The Cleveland Plaindelar, Febuary 25, 2002
Picture: Scott Bartlett, 16, sits with his 140-pound ball of rubber bands and a smaller, 98-pound ball of masking tape.  The Fremont high school student hopes his creations will be a ticket to fame.

Michael Sangiacomo
Plain Dealer Reporter
Fremont, Ohio - Scott Bartlett isn't the strongest, brainiest or most athletic kid at Ross High School.  So how does he get noticed?
        Rubber Bands.
        The 16-year old boy says he has the largest ball of rubber bands in Ohio - 62 inches in circumference and 140 pounds.  The almost perfect sphere is too big to carry, so Bartlett rolls it when it has to be moved.
        "It will bounce, but my mom said I can't do it in the house because it feels like an earthquake," he said.
        Bartlett has a long way to go to beat the rubber band ball in the Guinness Book of World Records - a 1-ton monster (2,008 pounds, to be exact.)  His goal is to reach the 1,000-pound mark, which means he is still 860 pounds and $7,000 worth of rubber bands short.
        And if he makes it,  what does he get besides a Volkswagen-size mass of rubber?  Maybe the well-known 15 mintues of fame.
(continued) Febuary 25, 2002, "The Plain Dealer"
        "I really want to appear with it on the Jay Leno show," he said.  "It's something I want to accomplish, something to pass on to my children and their children.  I can't see myself ever selling it."
        Asked if there was a big market for giant rubber band balls, Bartlett said the 2,008-pound record buster sold on eBay for $10,000.
        He's looking for sponsors, corporate or private, to help him finish.
        "I can't afford to buy any more rubber bands," he said.  "It would be great if a company sponsored me.  Then, I could publicize them by wearing their logo on appearances."
        Bartlett, who has spent more then $300 on the project, started making his rubber band ball on Jan. 7, 2000, using leftover rubber bands from his paper route.  He attaches rubber bands end to end and wraps them around the ball to make it grow like a snowball.

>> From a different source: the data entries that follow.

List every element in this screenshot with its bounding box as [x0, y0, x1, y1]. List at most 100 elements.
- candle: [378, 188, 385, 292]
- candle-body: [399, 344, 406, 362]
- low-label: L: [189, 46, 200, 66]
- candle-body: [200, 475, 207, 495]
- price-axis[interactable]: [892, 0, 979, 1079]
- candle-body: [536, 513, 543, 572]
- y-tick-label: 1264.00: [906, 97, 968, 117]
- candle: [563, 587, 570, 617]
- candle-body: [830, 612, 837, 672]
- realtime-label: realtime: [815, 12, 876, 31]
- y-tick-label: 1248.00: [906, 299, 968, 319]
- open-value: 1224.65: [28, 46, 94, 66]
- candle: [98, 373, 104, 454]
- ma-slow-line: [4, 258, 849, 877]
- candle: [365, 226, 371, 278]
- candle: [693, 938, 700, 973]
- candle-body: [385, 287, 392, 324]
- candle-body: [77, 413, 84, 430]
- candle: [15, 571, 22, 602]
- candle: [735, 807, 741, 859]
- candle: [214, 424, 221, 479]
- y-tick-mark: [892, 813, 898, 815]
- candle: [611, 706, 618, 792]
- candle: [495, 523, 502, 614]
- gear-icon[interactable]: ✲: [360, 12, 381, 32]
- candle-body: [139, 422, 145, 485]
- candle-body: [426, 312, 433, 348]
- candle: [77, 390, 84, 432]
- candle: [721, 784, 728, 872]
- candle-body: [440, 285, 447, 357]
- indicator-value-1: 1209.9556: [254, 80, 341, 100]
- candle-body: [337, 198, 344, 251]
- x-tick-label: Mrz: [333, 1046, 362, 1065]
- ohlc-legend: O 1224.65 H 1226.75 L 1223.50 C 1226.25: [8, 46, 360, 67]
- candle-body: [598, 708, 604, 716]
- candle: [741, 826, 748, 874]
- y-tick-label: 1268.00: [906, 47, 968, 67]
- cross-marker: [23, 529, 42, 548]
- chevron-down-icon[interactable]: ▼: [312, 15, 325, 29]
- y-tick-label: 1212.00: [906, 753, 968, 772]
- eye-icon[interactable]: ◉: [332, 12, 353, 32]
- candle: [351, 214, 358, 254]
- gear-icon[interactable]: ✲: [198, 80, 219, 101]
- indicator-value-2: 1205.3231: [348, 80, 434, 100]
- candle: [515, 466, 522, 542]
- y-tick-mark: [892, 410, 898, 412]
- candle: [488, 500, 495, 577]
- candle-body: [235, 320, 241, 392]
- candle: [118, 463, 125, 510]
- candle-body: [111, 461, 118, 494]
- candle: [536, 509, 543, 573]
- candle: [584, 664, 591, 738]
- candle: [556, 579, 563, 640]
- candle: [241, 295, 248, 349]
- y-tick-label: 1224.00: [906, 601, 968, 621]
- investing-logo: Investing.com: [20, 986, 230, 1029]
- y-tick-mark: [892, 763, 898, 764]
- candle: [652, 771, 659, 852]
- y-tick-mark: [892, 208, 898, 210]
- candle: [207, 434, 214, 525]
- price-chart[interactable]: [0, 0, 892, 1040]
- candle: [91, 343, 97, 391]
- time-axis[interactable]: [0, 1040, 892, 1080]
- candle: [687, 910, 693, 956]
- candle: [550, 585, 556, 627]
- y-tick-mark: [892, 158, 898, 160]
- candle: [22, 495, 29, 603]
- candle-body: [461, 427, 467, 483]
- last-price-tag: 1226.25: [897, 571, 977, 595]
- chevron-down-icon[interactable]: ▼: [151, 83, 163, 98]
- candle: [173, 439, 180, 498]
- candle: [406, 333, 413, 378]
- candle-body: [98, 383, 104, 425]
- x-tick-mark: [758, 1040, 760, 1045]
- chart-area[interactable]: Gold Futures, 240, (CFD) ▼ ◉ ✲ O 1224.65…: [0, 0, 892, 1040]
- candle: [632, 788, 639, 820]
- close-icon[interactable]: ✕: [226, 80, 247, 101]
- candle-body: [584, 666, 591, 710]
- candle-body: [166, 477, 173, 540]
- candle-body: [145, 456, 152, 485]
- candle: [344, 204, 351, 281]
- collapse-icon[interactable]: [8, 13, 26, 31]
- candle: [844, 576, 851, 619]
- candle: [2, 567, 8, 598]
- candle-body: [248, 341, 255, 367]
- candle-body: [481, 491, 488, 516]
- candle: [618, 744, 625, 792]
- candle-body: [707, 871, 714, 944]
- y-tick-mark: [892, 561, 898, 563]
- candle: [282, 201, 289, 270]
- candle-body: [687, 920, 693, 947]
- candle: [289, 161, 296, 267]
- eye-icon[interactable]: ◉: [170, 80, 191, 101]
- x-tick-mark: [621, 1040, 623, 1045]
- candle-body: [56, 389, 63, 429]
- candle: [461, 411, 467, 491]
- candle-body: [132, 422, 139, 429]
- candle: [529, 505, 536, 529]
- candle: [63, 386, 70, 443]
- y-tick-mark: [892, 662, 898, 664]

        "It's something I do while I watch television," he said.  "For a long time I worked on it four hours a night."
        Bartlett's dad, david, said he was initially skeptical of the project but has come around.
        "It keeps him out of trouble," he said.  "There are teenagers out there drinking and doing drugs; at least he's doing something.  I thought he would get bored with doing it, but he has surprised me by sticking with it this long."
        Scott's archrival is Eric Kraff of Tampa, Fla.
        "His band ball is 375 pounds, and he has already appeared on Letterman," he said.  "That's why I want to get mine up to 1,000."
        When Bartlett gets tired of stringing rubber bands together, he works on his other pet project: making the world's largest ball of masking tape.
        He said his 98-pound beachball-size mass of tape makes him the unofficial holder of the Guinness record in that category.  It's unofficial because he has not yet applied to Guinness, but he was told that his is the largest ball of masking tape in contention for the record because it's the only one.
        At least, until the word gets out and some bored high school student takes up the challenge.